Auditionnée par la commission des affaires sociales de l'Assemblée nationale, ce mercredi 13 mai, la ministre de la Santé a rappelé que le risque d'une éventuelle épidémie liée à l'hantavirus était à ce jour maîtrisé. Stéphanie Rist a cependant assuré que le gouvernement se tenait prêt à affronter tous les scénarios, "même les inimaginables, même les pires".
Six ans après le Covid, le souvenir de la pandémie d'alors ressurgit avec les cas détectés d'Hantavirus parmi les passagers du bateau de croisière MV Hondius, parti d'Ushuaïa en Argentine. Ce mercredi, la ministre de la Santé, Stéphanie Rist, a donc été auditionnée par les députés de la commission des affaires sociales pour faire le point sur l'état de préparation du système sanitaire français et sa capacité à répondre à la situation.
Stéphanie Rist a rappelé que l'hantavirus était connu depuis les années 1990, et que son taux de létalité concernant la souche andine, actuellement concernée, s'élevait à 32%. D'où la nécessité de prendre des mesures fortes et d'appliquer un principe de précaution pour, dès les premières heures, "briser la chaîne de transmission".
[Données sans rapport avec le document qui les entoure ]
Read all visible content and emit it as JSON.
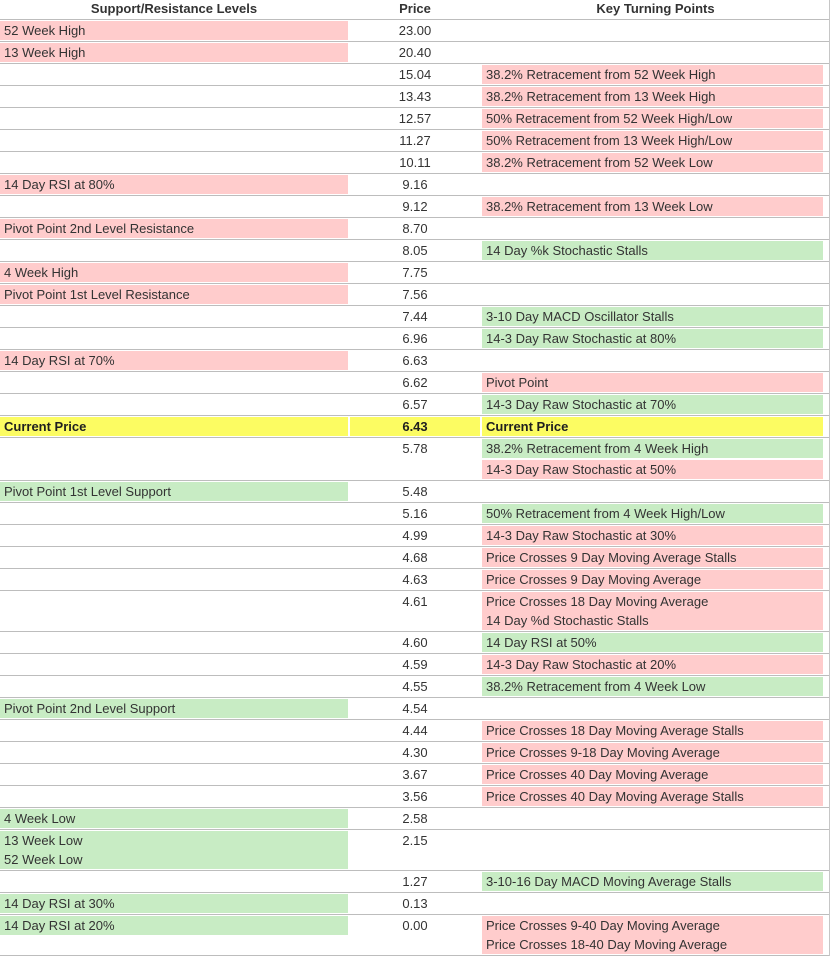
{
  "header": {
    "col1": "Support/Resistance Levels",
    "col2": "Price",
    "col3": "Key Turning Points"
  },
  "colors": {
    "resistance_pink": "#ffcccc",
    "support_green": "#c8ecc4",
    "current_price_yellow": "#fcfc62",
    "row_border_gray": "#bdbdbd",
    "text": "#333333"
  },
  "current_price": "6.43",
  "rows": [
    {
      "left": [
        {
          "c": "r",
          "lines": [
            "52 Week High"
          ]
        }
      ],
      "price": "23.00",
      "right": []
    },
    {
      "left": [
        {
          "c": "r",
          "lines": [
            "13 Week High"
          ]
        }
      ],
      "price": "20.40",
      "right": []
    },
    {
      "left": [],
      "price": "15.04",
      "right": [
        {
          "c": "r",
          "lines": [
            "38.2% Retracement from 52 Week High"
          ]
        }
      ]
    },
    {
      "left": [],
      "price": "13.43",
      "right": [
        {
          "c": "r",
          "lines": [
            "38.2% Retracement from 13 Week High"
          ]
        }
      ]
    },
    {
      "left": [],
      "price": "12.57",
      "right": [
        {
          "c": "r",
          "lines": [
            "50% Retracement from 52 Week High/Low"
          ]
        }
      ]
    },
    {
      "left": [],
      "price": "11.27",
      "right": [
        {
          "c": "r",
          "lines": [
            "50% Retracement from 13 Week High/Low"
          ]
        }
      ]
    },
    {
      "left": [],
      "price": "10.11",
      "right": [
        {
          "c": "r",
          "lines": [
            "38.2% Retracement from 52 Week Low"
          ]
        }
      ]
    },
    {
      "left": [
        {
          "c": "r",
          "lines": [
            "14 Day RSI at 80%"
          ]
        }
      ],
      "price": "9.16",
      "right": []
    },
    {
      "left": [],
      "price": "9.12",
      "right": [
        {
          "c": "r",
          "lines": [
            "38.2% Retracement from 13 Week Low"
          ]
        }
      ]
    },
    {
      "left": [
        {
          "c": "r",
          "lines": [
            "Pivot Point 2nd Level Resistance"
          ]
        }
      ],
      "price": "8.70",
      "right": []
    },
    {
      "left": [],
      "price": "8.05",
      "right": [
        {
          "c": "g",
          "lines": [
            "14 Day %k Stochastic Stalls"
          ]
        }
      ]
    },
    {
      "left": [
        {
          "c": "r",
          "lines": [
            "4 Week High"
          ]
        }
      ],
      "price": "7.75",
      "right": []
    },
    {
      "left": [
        {
          "c": "r",
          "lines": [
            "Pivot Point 1st Level Resistance"
          ]
        }
      ],
      "price": "7.56",
      "right": []
    },
    {
      "left": [],
      "price": "7.44",
      "right": [
        {
          "c": "g",
          "lines": [
            "3-10 Day MACD Oscillator Stalls"
          ]
        }
      ]
    },
    {
      "left": [],
      "price": "6.96",
      "right": [
        {
          "c": "g",
          "lines": [
            "14-3 Day Raw Stochastic at 80%"
          ]
        }
      ]
    },
    {
      "left": [
        {
          "c": "r",
          "lines": [
            "14 Day RSI at 70%"
          ]
        }
      ],
      "price": "6.63",
      "right": []
    },
    {
      "left": [],
      "price": "6.62",
      "right": [
        {
          "c": "r",
          "lines": [
            "Pivot Point"
          ]
        }
      ]
    },
    {
      "left": [],
      "price": "6.57",
      "right": [
        {
          "c": "g",
          "lines": [
            "14-3 Day Raw Stochastic at 70%"
          ]
        }
      ]
    },
    {
      "bold": true,
      "price_c": "y",
      "left": [
        {
          "c": "y",
          "lines": [
            "Current Price"
          ]
        }
      ],
      "price": "6.43",
      "right": [
        {
          "c": "y",
          "lines": [
            "Current Price"
          ]
        }
      ]
    },
    {
      "left": [],
      "price": "5.78",
      "right": [
        {
          "c": "g",
          "lines": [
            "38.2% Retracement from 4 Week High"
          ]
        },
        {
          "c": "r",
          "lines": [
            "14-3 Day Raw Stochastic at 50%"
          ]
        }
      ]
    },
    {
      "left": [
        {
          "c": "g",
          "lines": [
            "Pivot Point 1st Level Support"
          ]
        }
      ],
      "price": "5.48",
      "right": []
    },
    {
      "left": [],
      "price": "5.16",
      "right": [
        {
          "c": "g",
          "lines": [
            "50% Retracement from 4 Week High/Low"
          ]
        }
      ]
    },
    {
      "left": [],
      "price": "4.99",
      "right": [
        {
          "c": "r",
          "lines": [
            "14-3 Day Raw Stochastic at 30%"
          ]
        }
      ]
    },
    {
      "left": [],
      "price": "4.68",
      "right": [
        {
          "c": "r",
          "lines": [
            "Price Crosses 9 Day Moving Average Stalls"
          ]
        }
      ]
    },
    {
      "left": [],
      "price": "4.63",
      "right": [
        {
          "c": "r",
          "lines": [
            "Price Crosses 9 Day Moving Average"
          ]
        }
      ]
    },
    {
      "left": [],
      "price": "4.61",
      "right": [
        {
          "c": "r",
          "lines": [
            "Price Crosses 18 Day Moving Average",
            "14 Day %d Stochastic Stalls"
          ]
        }
      ]
    },
    {
      "left": [],
      "price": "4.60",
      "right": [
        {
          "c": "g",
          "lines": [
            "14 Day RSI at 50%"
          ]
        }
      ]
    },
    {
      "left": [],
      "price": "4.59",
      "right": [
        {
          "c": "r",
          "lines": [
            "14-3 Day Raw Stochastic at 20%"
          ]
        }
      ]
    },
    {
      "left": [],
      "price": "4.55",
      "right": [
        {
          "c": "g",
          "lines": [
            "38.2% Retracement from 4 Week Low"
          ]
        }
      ]
    },
    {
      "left": [
        {
          "c": "g",
          "lines": [
            "Pivot Point 2nd Level Support"
          ]
        }
      ],
      "price": "4.54",
      "right": []
    },
    {
      "left": [],
      "price": "4.44",
      "right": [
        {
          "c": "r",
          "lines": [
            "Price Crosses 18 Day Moving Average Stalls"
          ]
        }
      ]
    },
    {
      "left": [],
      "price": "4.30",
      "right": [
        {
          "c": "r",
          "lines": [
            "Price Crosses 9-18 Day Moving Average"
          ]
        }
      ]
    },
    {
      "left": [],
      "price": "3.67",
      "right": [
        {
          "c": "r",
          "lines": [
            "Price Crosses 40 Day Moving Average"
          ]
        }
      ]
    },
    {
      "left": [],
      "price": "3.56",
      "right": [
        {
          "c": "r",
          "lines": [
            "Price Crosses 40 Day Moving Average Stalls"
          ]
        }
      ]
    },
    {
      "left": [
        {
          "c": "g",
          "lines": [
            "4 Week Low"
          ]
        }
      ],
      "price": "2.58",
      "right": []
    },
    {
      "left": [
        {
          "c": "g",
          "lines": [
            "13 Week Low",
            "52 Week Low"
          ]
        }
      ],
      "price": "2.15",
      "right": []
    },
    {
      "left": [],
      "price": "1.27",
      "right": [
        {
          "c": "g",
          "lines": [
            "3-10-16 Day MACD Moving Average Stalls"
          ]
        }
      ]
    },
    {
      "left": [
        {
          "c": "g",
          "lines": [
            "14 Day RSI at 30%"
          ]
        }
      ],
      "price": "0.13",
      "right": []
    },
    {
      "left": [
        {
          "c": "g",
          "lines": [
            "14 Day RSI at 20%"
          ]
        }
      ],
      "price": "0.00",
      "right": [
        {
          "c": "r",
          "lines": [
            "Price Crosses 9-40 Day Moving Average",
            "Price Crosses 18-40 Day Moving Average"
          ]
        }
      ]
    }
  ]
}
Les cinq Français qui ont voyagé sur le MV Hondius sont actuellement pris en charge à l'hôpital Bichat à Paris, a confirmé la ministre. A ceux-ci s'ajoutent les huit ressortissants ayant voyagé dans un premier avion que la néerlandaise décédée du virus a emprunté, et quatorze autres Francais ayant pris un deuxième avion dans lequel elle est montée. Soit vingt-deux personnes considérées comme des cas contact éventuels, et toutes actuellement hospitalisées. Il n'y a à cette heure qu'un seul "cas avéré" dans notre pays, s'agissant d'une femme ayant voyagé sur le bateau, et en ce moment prise en charge au sein du service de réanimation de Bichat.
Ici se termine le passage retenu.